The HotSpot JVM has -XX:PrintAssembly and -XX:CompileCommand=ClassName.methodName flags that do this in the same way.
Just like the author, I am not aware of any other, other compiler that does this in the same way. Because just like the author I haven't bothered to check. But if I had to bet, I would bet that all major just-in-time compilers do this in the same way.
I suggest you try it before dismissing it. It's changed the way I work, and has started changing the way others do, too.
> It was fast enough even for the very first C compilers... <checks calendar> 40 years ago.
I actually did write a C compiler 40 years ago. Emitting assembler would mean another round trip to the floppy disk, and one might even have to swap floppies to do it. It would have been slowed to the point of making the compiler uncompetitive. Even if one forgave MASM for being miserably slow, as it had a linear symbol table and was multipass itself.
Consider also that in those days, compilers did not run the linker. You compiled the code with one command, and linked with another. Mine (Datalight C) would do both in one step.
After seeing that, every other compiler vendor did the same thing.
Thanks for the tip on what Hotspot does. That seems to have been added starting with JDK8, after I had stopped working with Java. When I used it, one had to use the debugger.
Try what? I know (and mentioned) two distinct ways of looking at the assembly code produced by my C compiler. It doesn't matter to me how -S is implemented because even if it's "slow" I am physically unable to count nanoseconds.
I also know (and mentioned) that I know how to dump disassembly from HotSpot's memory. Yes, it's useful.
> Consider also that in those days, compilers did not run the linker. You compiled the code with one command, and linked with another.
Not sure what "those days" you mean. Running a single "cc" command and getting a single executable seems to have been well established by 1978: https://archive.org/details/TheCProgrammingLanguageFirstEdit...
https://en.wikipedia.org/wiki/Datalight says that Datalight was founded in 1983; I have no way of telling whether you had started developing your compiler well before that.

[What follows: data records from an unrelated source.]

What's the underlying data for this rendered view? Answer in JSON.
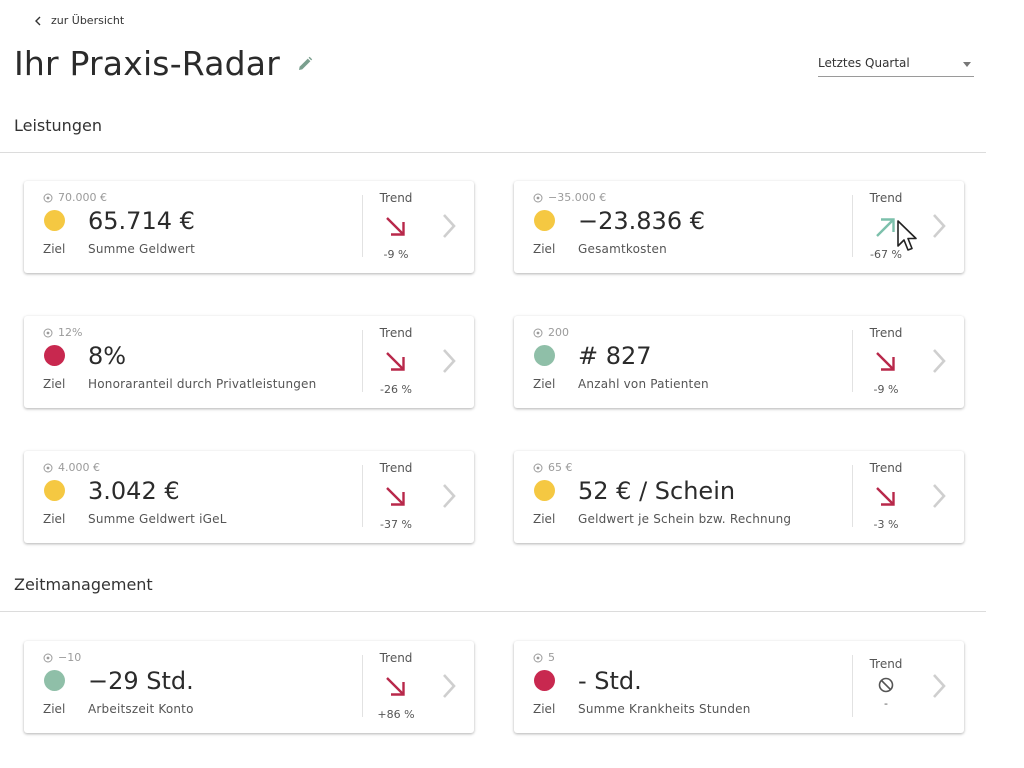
{
  "header": {
    "back_label": "zur Übersicht",
    "title": "Ihr Praxis-Radar",
    "period_select": "Letztes Quartal"
  },
  "sections": [
    {
      "title": "Leistungen"
    },
    {
      "title": "Zeitmanagement"
    }
  ],
  "cards": [
    {
      "target": "70.000 €",
      "status": "yellow",
      "value": "65.714 €",
      "ziel": "Ziel",
      "label": "Summe Geldwert",
      "trend_title": "Trend",
      "trend": "down",
      "trend_value": "-9 %"
    },
    {
      "target": "−35.000 €",
      "status": "yellow",
      "value": "−23.836 €",
      "ziel": "Ziel",
      "label": "Gesamtkosten",
      "trend_title": "Trend",
      "trend": "up",
      "trend_value": "-67 %"
    },
    {
      "target": "12%",
      "status": "red",
      "value": "8%",
      "ziel": "Ziel",
      "label": "Honoraranteil durch Privatleistungen",
      "trend_title": "Trend",
      "trend": "down",
      "trend_value": "-26 %"
    },
    {
      "target": "200",
      "status": "green",
      "value": "# 827",
      "ziel": "Ziel",
      "label": "Anzahl von Patienten",
      "trend_title": "Trend",
      "trend": "down",
      "trend_value": "-9 %"
    },
    {
      "target": "4.000 €",
      "status": "yellow",
      "value": "3.042 €",
      "ziel": "Ziel",
      "label": "Summe Geldwert iGeL",
      "trend_title": "Trend",
      "trend": "down",
      "trend_value": "-37 %"
    },
    {
      "target": "65 €",
      "status": "yellow",
      "value": "52 € / Schein",
      "ziel": "Ziel",
      "label": "Geldwert je Schein bzw. Rechnung",
      "trend_title": "Trend",
      "trend": "down",
      "trend_value": "-3 %"
    },
    {
      "target": "−10",
      "status": "green",
      "value": "−29 Std.",
      "ziel": "Ziel",
      "label": "Arbeitszeit Konto",
      "trend_title": "Trend",
      "trend": "down",
      "trend_value": "+86 %"
    },
    {
      "target": "5",
      "status": "red",
      "value": "- Std.",
      "ziel": "Ziel",
      "label": "Summe Krankheits Stunden",
      "trend_title": "Trend",
      "trend": "none",
      "trend_value": "-"
    }
  ],
  "colors": {
    "yellow": "#f5c842",
    "red": "#c8284f",
    "green": "#8fbfa8",
    "trend_down": "#b8284a",
    "trend_up": "#7cc0ab",
    "chevron": "#cfcfcf"
  },
  "icons": {
    "back": "chevron-left-icon",
    "edit": "pencil-icon",
    "target": "target-icon",
    "trend_down": "arrow-down-right-icon",
    "trend_up": "arrow-up-right-icon",
    "trend_none": "no-trend-icon",
    "detail": "chevron-right-icon",
    "cursor": "mouse-cursor-icon"
  }
}
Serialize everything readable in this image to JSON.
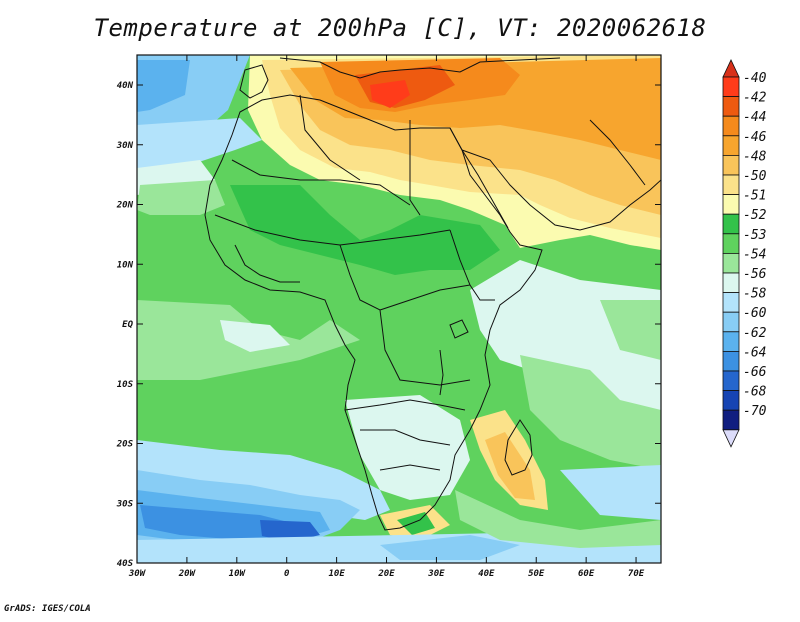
{
  "title": "Temperature at 200hPa [C], VT: 2020062618",
  "credit": "GrADS: IGES/COLA",
  "map": {
    "lon_ticks": [
      "30W",
      "20W",
      "10W",
      "0",
      "10E",
      "20E",
      "30E",
      "40E",
      "50E",
      "60E",
      "70E"
    ],
    "lat_ticks": [
      "40N",
      "30N",
      "20N",
      "10N",
      "EQ",
      "10S",
      "20S",
      "30S",
      "40S"
    ]
  },
  "legend": {
    "labels": [
      "-40",
      "-42",
      "-44",
      "-46",
      "-48",
      "-50",
      "-51",
      "-52",
      "-53",
      "-54",
      "-56",
      "-58",
      "-60",
      "-62",
      "-64",
      "-66",
      "-68",
      "-70"
    ],
    "colors": [
      "#ff3c1a",
      "#ee5a10",
      "#f58a1c",
      "#f7a52e",
      "#f9c45a",
      "#fbe28a",
      "#fbfbb0",
      "#33c24a",
      "#5fd25e",
      "#9ae69a",
      "#dcf7ef",
      "#b3e3fb",
      "#88cdf5",
      "#5bb2ee",
      "#3c91e2",
      "#2566cd",
      "#1644b3",
      "#101e80"
    ],
    "top_triangle_color": "#d8311a",
    "bottom_triangle_color": "#dcdcfa"
  }
}
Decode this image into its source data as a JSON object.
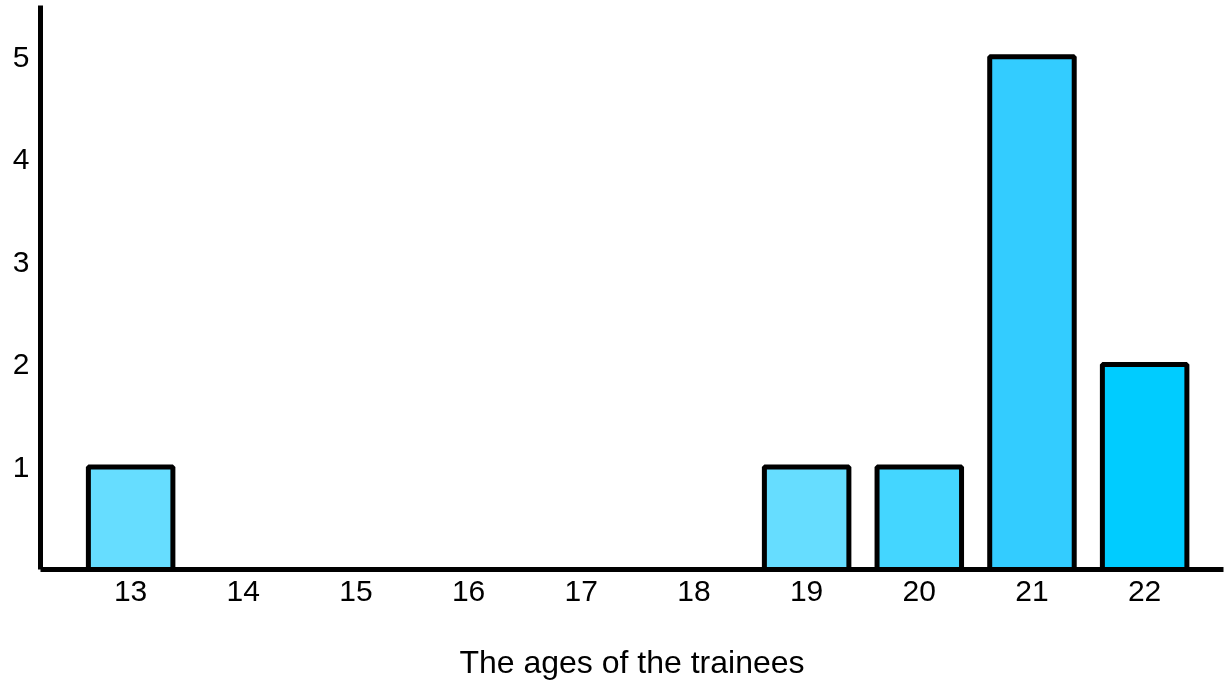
{
  "chart_data": {
    "type": "bar",
    "xlabel": "The ages of the trainees",
    "categories": [
      "13",
      "14",
      "15",
      "16",
      "17",
      "18",
      "19",
      "20",
      "21",
      "22"
    ],
    "values": [
      1,
      null,
      null,
      null,
      null,
      null,
      1,
      1,
      5,
      2
    ],
    "colors": [
      "#66ddff",
      null,
      null,
      null,
      null,
      null,
      "#66ddff",
      "#44d6ff",
      "#33ccff",
      "#00ccff"
    ],
    "ylim": [
      0,
      5.5
    ],
    "yticks": [
      1,
      2,
      3,
      4,
      5
    ],
    "grid": false
  }
}
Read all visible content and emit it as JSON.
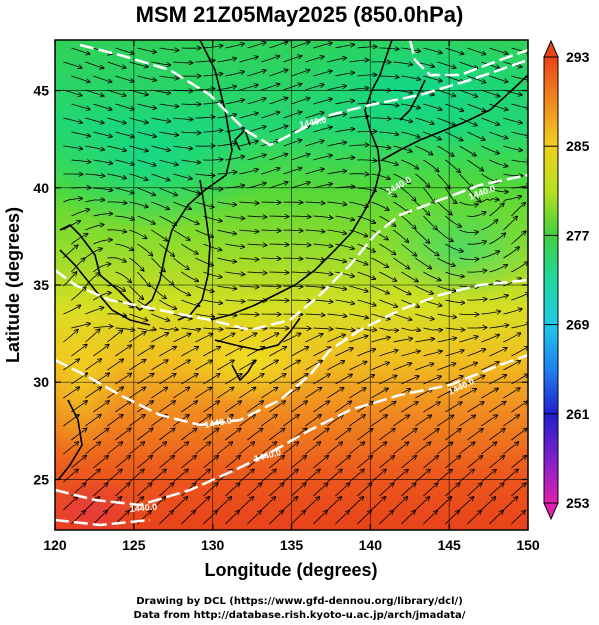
{
  "title": "MSM 21Z05May2025 (850.0hPa)",
  "axes": {
    "xlabel": "Longitude (degrees)",
    "ylabel": "Latitude  (degrees)",
    "xticks": [
      "120",
      "125",
      "130",
      "135",
      "140",
      "145",
      "150"
    ],
    "xtick_values": [
      120,
      125,
      130,
      135,
      140,
      145,
      150
    ],
    "yticks": [
      "25",
      "30",
      "35",
      "40",
      "45"
    ],
    "ytick_values": [
      25,
      30,
      35,
      40,
      45
    ],
    "xlim": [
      120,
      150
    ],
    "ylim": [
      22.4,
      47.6
    ]
  },
  "colorbar": {
    "labels": [
      "293",
      "285",
      "277",
      "269",
      "261",
      "253"
    ],
    "values": [
      293,
      285,
      277,
      269,
      261,
      253
    ],
    "range": [
      253,
      293
    ]
  },
  "contour_labels": [
    "1440.0",
    "1440.0",
    "1440.0",
    "1440.0",
    "1440.0",
    "1440.0",
    "1440.0"
  ],
  "credits": {
    "line1": "Drawing by DCL (https://www.gfd-dennou.org/library/dcl/)",
    "line2": "Data from http://database.rish.kyoto-u.ac.jp/arch/jmadata/"
  },
  "colors": {
    "warm": "#e8431a",
    "mid": "#f0c020",
    "cool": "#2fd25a",
    "accent_frame": "#000000"
  }
}
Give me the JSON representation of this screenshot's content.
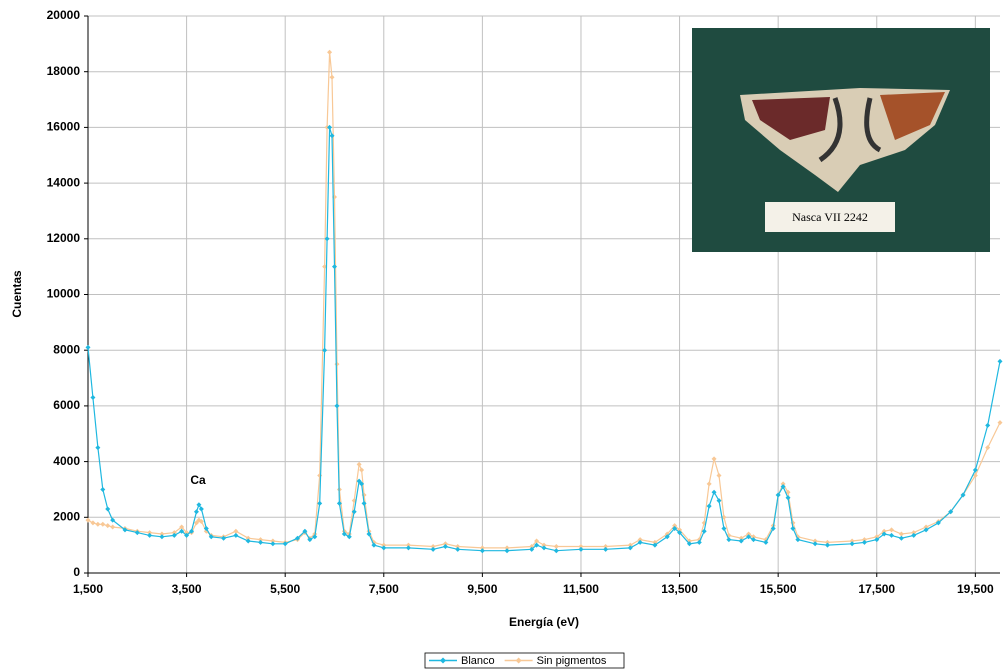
{
  "chart_data": {
    "type": "line",
    "x_label": "Energía (eV)",
    "y_label": "Cuentas",
    "annotations": [
      "Ca"
    ],
    "photo_label": "Nasca VII  2242",
    "x": [
      1500,
      1600,
      1700,
      1800,
      1900,
      2000,
      2250,
      2500,
      2750,
      3000,
      3250,
      3400,
      3500,
      3600,
      3700,
      3750,
      3800,
      3900,
      4000,
      4250,
      4500,
      4750,
      5000,
      5250,
      5500,
      5750,
      5900,
      6000,
      6100,
      6200,
      6300,
      6350,
      6400,
      6450,
      6500,
      6550,
      6600,
      6700,
      6800,
      6900,
      7000,
      7050,
      7100,
      7200,
      7300,
      7500,
      8000,
      8500,
      8750,
      9000,
      9500,
      10000,
      10500,
      10600,
      10750,
      11000,
      11500,
      12000,
      12500,
      12700,
      13000,
      13250,
      13400,
      13500,
      13700,
      13900,
      14000,
      14100,
      14200,
      14300,
      14400,
      14500,
      14750,
      14900,
      15000,
      15250,
      15400,
      15500,
      15600,
      15700,
      15800,
      15900,
      16250,
      16500,
      17000,
      17250,
      17500,
      17650,
      17800,
      18000,
      18250,
      18500,
      18750,
      19000,
      19250,
      19500,
      19750,
      20000
    ],
    "series": [
      {
        "name": "Blanco",
        "color": "#1fb8e0",
        "values": [
          8100,
          6300,
          4500,
          3000,
          2300,
          1900,
          1550,
          1450,
          1350,
          1300,
          1350,
          1500,
          1350,
          1500,
          2200,
          2450,
          2300,
          1600,
          1300,
          1250,
          1350,
          1150,
          1100,
          1050,
          1050,
          1250,
          1500,
          1200,
          1300,
          2500,
          8000,
          12000,
          16000,
          15700,
          11000,
          6000,
          2500,
          1400,
          1300,
          2200,
          3300,
          3200,
          2500,
          1400,
          1000,
          900,
          900,
          850,
          950,
          850,
          800,
          800,
          850,
          1000,
          900,
          800,
          850,
          850,
          900,
          1100,
          1000,
          1300,
          1600,
          1450,
          1050,
          1100,
          1500,
          2400,
          2900,
          2600,
          1600,
          1200,
          1150,
          1300,
          1200,
          1100,
          1600,
          2800,
          3100,
          2700,
          1600,
          1200,
          1050,
          1000,
          1050,
          1100,
          1200,
          1400,
          1350,
          1250,
          1350,
          1550,
          1800,
          2200,
          2800,
          3700,
          5300,
          7600
        ]
      },
      {
        "name": "Sin pigmentos",
        "color": "#f8c896",
        "values": [
          1900,
          1800,
          1750,
          1750,
          1700,
          1650,
          1600,
          1500,
          1450,
          1400,
          1450,
          1650,
          1450,
          1450,
          1800,
          1900,
          1850,
          1500,
          1350,
          1300,
          1500,
          1250,
          1200,
          1150,
          1100,
          1200,
          1450,
          1250,
          1400,
          3500,
          11000,
          16000,
          18700,
          17800,
          13500,
          7500,
          3000,
          1500,
          1400,
          2600,
          3900,
          3700,
          2800,
          1500,
          1100,
          1000,
          1000,
          950,
          1050,
          950,
          900,
          900,
          950,
          1150,
          1000,
          950,
          950,
          950,
          1000,
          1200,
          1100,
          1400,
          1700,
          1550,
          1150,
          1200,
          1800,
          3200,
          4100,
          3500,
          2000,
          1350,
          1250,
          1400,
          1300,
          1200,
          1700,
          2800,
          3200,
          2900,
          1800,
          1300,
          1150,
          1100,
          1150,
          1200,
          1300,
          1500,
          1550,
          1400,
          1450,
          1650,
          1850,
          2200,
          2800,
          3500,
          4500,
          5400
        ]
      }
    ],
    "xlim": [
      1500,
      20000
    ],
    "ylim": [
      0,
      20000
    ],
    "xticks": [
      {
        "value": 1500,
        "label": "1,500"
      },
      {
        "value": 3500,
        "label": "3,500"
      },
      {
        "value": 5500,
        "label": "5,500"
      },
      {
        "value": 7500,
        "label": "7,500"
      },
      {
        "value": 9500,
        "label": "9,500"
      },
      {
        "value": 11500,
        "label": "11,500"
      },
      {
        "value": 13500,
        "label": "13,500"
      },
      {
        "value": 15500,
        "label": "15,500"
      },
      {
        "value": 17500,
        "label": "17,500"
      },
      {
        "value": 19500,
        "label": "19,500"
      }
    ],
    "yticks": [
      0,
      2000,
      4000,
      6000,
      8000,
      10000,
      12000,
      14000,
      16000,
      18000,
      20000
    ],
    "grid": true,
    "legend": "bottom"
  }
}
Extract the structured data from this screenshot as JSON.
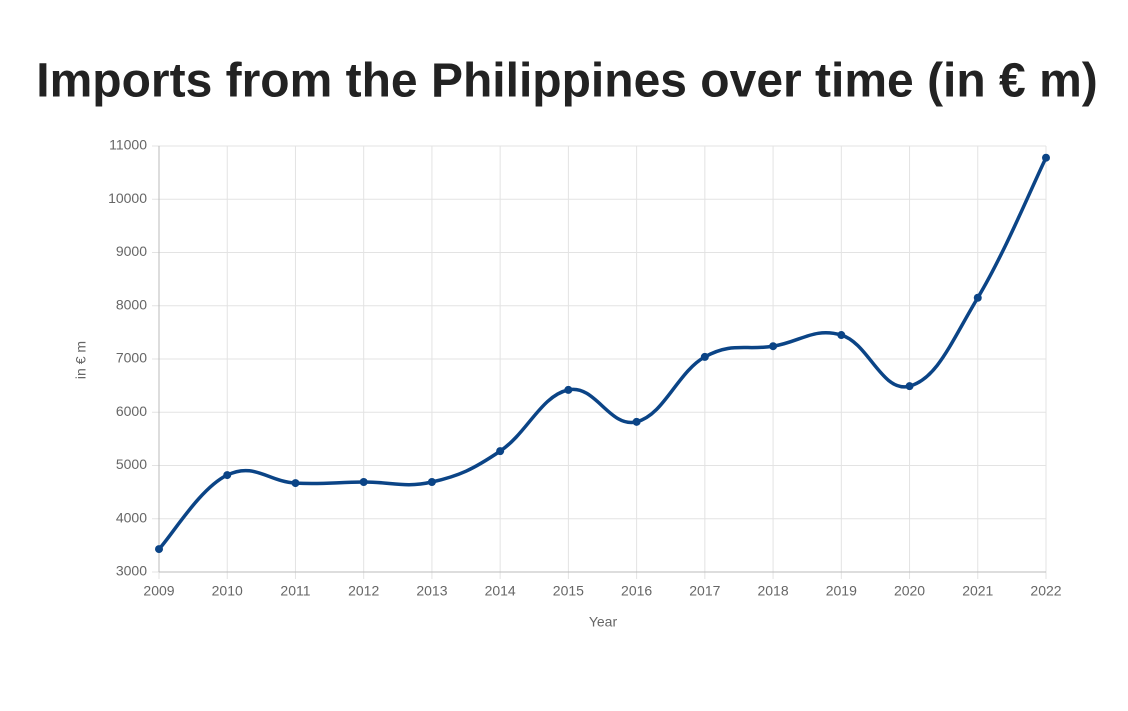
{
  "chart_data": {
    "type": "line",
    "title": "Imports from the Philippines over time (in € m)",
    "x_label": "Year",
    "y_label": "in € m",
    "x": [
      2009,
      2010,
      2011,
      2012,
      2013,
      2014,
      2015,
      2016,
      2017,
      2018,
      2019,
      2020,
      2021,
      2022
    ],
    "series": [
      {
        "name": "Imports",
        "color": "#0b4486",
        "values": [
          3430,
          4820,
          4670,
          4690,
          4690,
          5270,
          6420,
          5820,
          7040,
          7240,
          7450,
          6490,
          8150,
          10780
        ]
      }
    ],
    "xlim": [
      2009,
      2022
    ],
    "xticks": [
      2009,
      2010,
      2011,
      2012,
      2013,
      2014,
      2015,
      2016,
      2017,
      2018,
      2019,
      2020,
      2021,
      2022
    ],
    "ylim": [
      3000,
      11000
    ],
    "yticks": [
      3000,
      4000,
      5000,
      6000,
      7000,
      8000,
      9000,
      10000,
      11000
    ],
    "grid": true
  }
}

Ah. Checking the calendar is not sufficient, one should also be able of doing correct arithmetic. 1972 was 50 years ago, not 40.
I hadn't realized/noticed that Luke bought C-3PO to do my job.
Not sure how to feel about it.
> Try what? I know (and mentioned) two distinct ways of looking at the assembly code produced by my C compiler
Do you find:
cc -c test.c
objdump -d test.o
dmd -c test.c -vasm
Besides, I like the concise output of -vasm:
foo:
0000: 89 F8 mov EAX,EDI
0002: 01 C0 add EAX,EAX
0004: C3 ret
test.o: file format elf64-x86-64
Disassembly of section .text:
0000000000000000 <foo>:
0: 55 push %rbp
1: 48 89 e5 mov %rsp,%rbp
4: 89 7d fc mov %edi,-0x4(%rbp)
7: 8b 45 fc mov -0x4(%rbp),%eax
a: 01 c0 add %eax,%eax
c: 5d pop %rbp
d: c3 retqTesting the code generator is a different question, which I hope will be helped by vasm since I've actually had to move demonstrations off dmd and onto GCC since the code was so bad (in particular bad register allocation, I'm not that bothered about redundant cmp-s).
cc -S test.c
cat test.s vi test.s
.file "test.c"
.text
.globl fn
.type fn, @function
fn:
.LFB0:
.cfi_startproc
pushq %rbp
.cfi_def_cfa_offset 16
.cfi_offset 6, -16
movq %rsp, %rbp
.cfi_def_cfa_register 6
popq %rbp
.cfi_def_cfa 7, 8
ret
.cfi_endproc
.LFE0:
.size fn, .-fn
.ident "GCC: (Ubuntu 4.8.4-2ubuntu1~14.04.4) 4.8.4"
.section .note.GNU-stack,"",@progbits
On the other hand it properly shows relocations (like global variable references) which disassemblers tend to get wrong.